Neste dia 13 de dezembro de 2024, data de mais um ano depois de sua partida, de sua morte, ou de sua transformação em estrela, como sua mãe gosta de falar, vivemos em meio a um mundo de incertezas. Mas não podemos deixar de cumprir aquilo que a vida nos legou. Muito embora tristes, sempre, e saudosos com sua ausência, nos escoramos nos sucessos obtidos pelo seu irmão, Iago, que escala no ritmo adequado os degraus do conhecimento e já caminha para finalizar o mestrado em economia, com as portas já abertas, por sua competência para o doutorado. O que muito nos orgulha. E em cada comemoração que fazemos com ele, saiba minha filha, que você está sempre presente em nossas lembranças. Principalmente nesses momentos que podemos dizer serem felizes, em meio à tristeza por não a ter conosco.

Mas aprendi, desde quando busquei a terapia para contornar o sofrimento por sua partida, a tê-la sempre ao meu lado, ao nosso lado.
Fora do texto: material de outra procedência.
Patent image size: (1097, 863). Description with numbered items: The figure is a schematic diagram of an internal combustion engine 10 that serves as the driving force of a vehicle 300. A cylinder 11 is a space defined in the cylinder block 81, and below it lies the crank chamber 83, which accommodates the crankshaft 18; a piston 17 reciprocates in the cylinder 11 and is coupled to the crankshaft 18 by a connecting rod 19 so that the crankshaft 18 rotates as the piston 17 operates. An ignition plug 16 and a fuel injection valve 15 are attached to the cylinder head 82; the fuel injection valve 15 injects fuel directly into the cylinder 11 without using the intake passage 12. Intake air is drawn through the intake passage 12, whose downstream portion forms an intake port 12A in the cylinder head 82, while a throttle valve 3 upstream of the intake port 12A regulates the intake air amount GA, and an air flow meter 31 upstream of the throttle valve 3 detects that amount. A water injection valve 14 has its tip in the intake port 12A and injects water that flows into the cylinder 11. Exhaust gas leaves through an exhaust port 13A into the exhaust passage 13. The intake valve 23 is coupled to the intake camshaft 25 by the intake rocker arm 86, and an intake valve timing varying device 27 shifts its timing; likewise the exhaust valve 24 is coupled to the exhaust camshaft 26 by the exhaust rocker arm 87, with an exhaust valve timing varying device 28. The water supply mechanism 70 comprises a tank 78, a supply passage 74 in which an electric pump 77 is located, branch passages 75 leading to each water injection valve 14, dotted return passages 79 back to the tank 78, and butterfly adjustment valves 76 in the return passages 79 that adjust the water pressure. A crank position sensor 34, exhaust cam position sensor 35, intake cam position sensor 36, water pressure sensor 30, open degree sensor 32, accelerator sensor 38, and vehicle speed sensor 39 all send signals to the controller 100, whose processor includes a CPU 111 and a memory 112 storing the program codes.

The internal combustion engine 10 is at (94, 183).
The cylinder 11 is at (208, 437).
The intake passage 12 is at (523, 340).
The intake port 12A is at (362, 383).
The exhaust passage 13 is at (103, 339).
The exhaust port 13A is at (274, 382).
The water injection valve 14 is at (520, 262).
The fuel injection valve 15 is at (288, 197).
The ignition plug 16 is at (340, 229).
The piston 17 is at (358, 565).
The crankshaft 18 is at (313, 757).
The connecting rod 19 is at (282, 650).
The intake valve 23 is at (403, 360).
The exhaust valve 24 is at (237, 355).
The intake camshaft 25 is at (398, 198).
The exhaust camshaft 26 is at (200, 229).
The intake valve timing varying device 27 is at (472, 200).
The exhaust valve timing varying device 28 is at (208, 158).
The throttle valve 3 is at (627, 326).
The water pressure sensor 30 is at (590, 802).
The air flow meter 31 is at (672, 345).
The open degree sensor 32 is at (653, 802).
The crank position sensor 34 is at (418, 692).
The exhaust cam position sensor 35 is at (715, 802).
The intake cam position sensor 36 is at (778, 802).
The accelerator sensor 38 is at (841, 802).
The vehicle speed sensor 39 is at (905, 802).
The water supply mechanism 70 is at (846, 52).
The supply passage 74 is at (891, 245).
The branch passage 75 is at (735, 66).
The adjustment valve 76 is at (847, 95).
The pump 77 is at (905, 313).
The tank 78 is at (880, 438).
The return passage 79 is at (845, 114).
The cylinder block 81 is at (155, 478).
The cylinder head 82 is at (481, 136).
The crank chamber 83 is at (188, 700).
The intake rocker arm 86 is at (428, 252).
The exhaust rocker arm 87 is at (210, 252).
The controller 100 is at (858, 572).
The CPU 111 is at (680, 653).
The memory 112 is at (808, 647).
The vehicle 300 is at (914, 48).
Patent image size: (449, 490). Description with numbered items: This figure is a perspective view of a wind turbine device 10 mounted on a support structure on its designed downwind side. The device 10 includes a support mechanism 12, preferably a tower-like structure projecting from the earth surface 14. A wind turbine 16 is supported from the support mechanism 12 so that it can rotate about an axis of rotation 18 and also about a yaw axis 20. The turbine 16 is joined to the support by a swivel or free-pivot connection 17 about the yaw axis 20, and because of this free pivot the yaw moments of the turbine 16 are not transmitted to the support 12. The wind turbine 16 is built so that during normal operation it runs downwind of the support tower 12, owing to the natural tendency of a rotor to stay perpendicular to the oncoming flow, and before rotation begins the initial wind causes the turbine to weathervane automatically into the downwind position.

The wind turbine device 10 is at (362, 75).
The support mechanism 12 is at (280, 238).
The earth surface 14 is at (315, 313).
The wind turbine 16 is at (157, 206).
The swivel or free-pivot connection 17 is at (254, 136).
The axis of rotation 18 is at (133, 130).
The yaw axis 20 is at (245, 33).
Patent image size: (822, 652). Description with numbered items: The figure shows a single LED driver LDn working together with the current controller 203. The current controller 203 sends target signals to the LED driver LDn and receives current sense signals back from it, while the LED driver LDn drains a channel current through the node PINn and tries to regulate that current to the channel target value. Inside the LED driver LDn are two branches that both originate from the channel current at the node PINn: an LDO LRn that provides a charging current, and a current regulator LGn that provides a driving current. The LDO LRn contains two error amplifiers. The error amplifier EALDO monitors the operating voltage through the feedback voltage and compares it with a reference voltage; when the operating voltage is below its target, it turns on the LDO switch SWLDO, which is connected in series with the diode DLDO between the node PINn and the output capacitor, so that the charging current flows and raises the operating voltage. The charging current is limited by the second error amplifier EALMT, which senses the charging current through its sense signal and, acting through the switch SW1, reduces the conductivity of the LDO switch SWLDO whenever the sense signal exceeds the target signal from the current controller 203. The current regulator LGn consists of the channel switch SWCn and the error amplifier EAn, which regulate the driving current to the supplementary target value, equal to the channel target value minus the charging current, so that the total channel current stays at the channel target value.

Assim amenizamos um pouco a dor, a tristeza e o sofrimento por não poder tê-la presencialmente.

Ah, antes de finalizar não poderia esquecer de enfatizar, porque creio, ou pelo menos quero crer, que você acompanha, o sucesso da BORDANA, empreendimento coletivo, uma cooperativa de mulheres, criada a partir de seus desejos, e que hoje se tornou, com a força que sua mãe dedica desde o começo, um ambiente de trabalho, mas principalmente de solidariedade, resiliência e cooperação, com muito sucesso por meio da competência e dedicação de mulheres maravilhosas, a começar, naturalmente por sua mãe.

O Instituto Ana Carol está consolidado, mas a Bordana se tornou tão intensa que não dá tempo a sua mãe para tocar projetos por meio dele. Contudo, no próximo ano devo me aposentar da docência, após 30 anos lecionando na UFG, e a partir daí penso em poder assumir a condução dessa organização social, que criamos para imortalizar sua existência e poder contribuir de alguma maneira com alguma forma de transformação social em nossa comunidade.

Última foto da Carol, em
novembro de 2007. Ela estava
pronta, me aguardando para irmos
ao Quintart da Adufg.

Minha querida filha, você era tudo que eu esperava de bom na vida. Já tínhamos o Iago, e a esperança de ter uma filha alimentava meus desejos paternos. E você veio. Não tão intensa quanto seu irmão, mas com a doçura e a alegria que sempre pontuou seus anos de vida por aqui. Meu desejo se transformou em tragédia. Você se foi ainda na infância. Foi um duro golpe em nossas vidas. O tempo amenizou essa dor, embora o sofrimento por tamanha perda não desapareça, nem nunca irá desaparecer. Vamos vivendo com isso, e tendo sua presença como um norte a nos guiar, uma força inexplicável que nos acompanha e faz com que tenhamos você sempre ao nosso lado. Naturalmente, jamais será a mesma coisa que seria com a sua presença física, e o seu desenvolvimento entre a infância, a adolescência e a maturidade de ser mulher. Não pudemos acompanhar isso. Mas sonhamos. E os sonhos nos deixam em meio às tristezas, rompantes de alegrias. Não são meras ilusões, mas fantasias que criamos de ter você aqui, para sempre, em nossas vidas.

Beijos minha querida Carol. E saiba que o nosso amor por você é eterno. E isso está tatuado em meu braço, para sempre. Estará lá enquanto eu viver.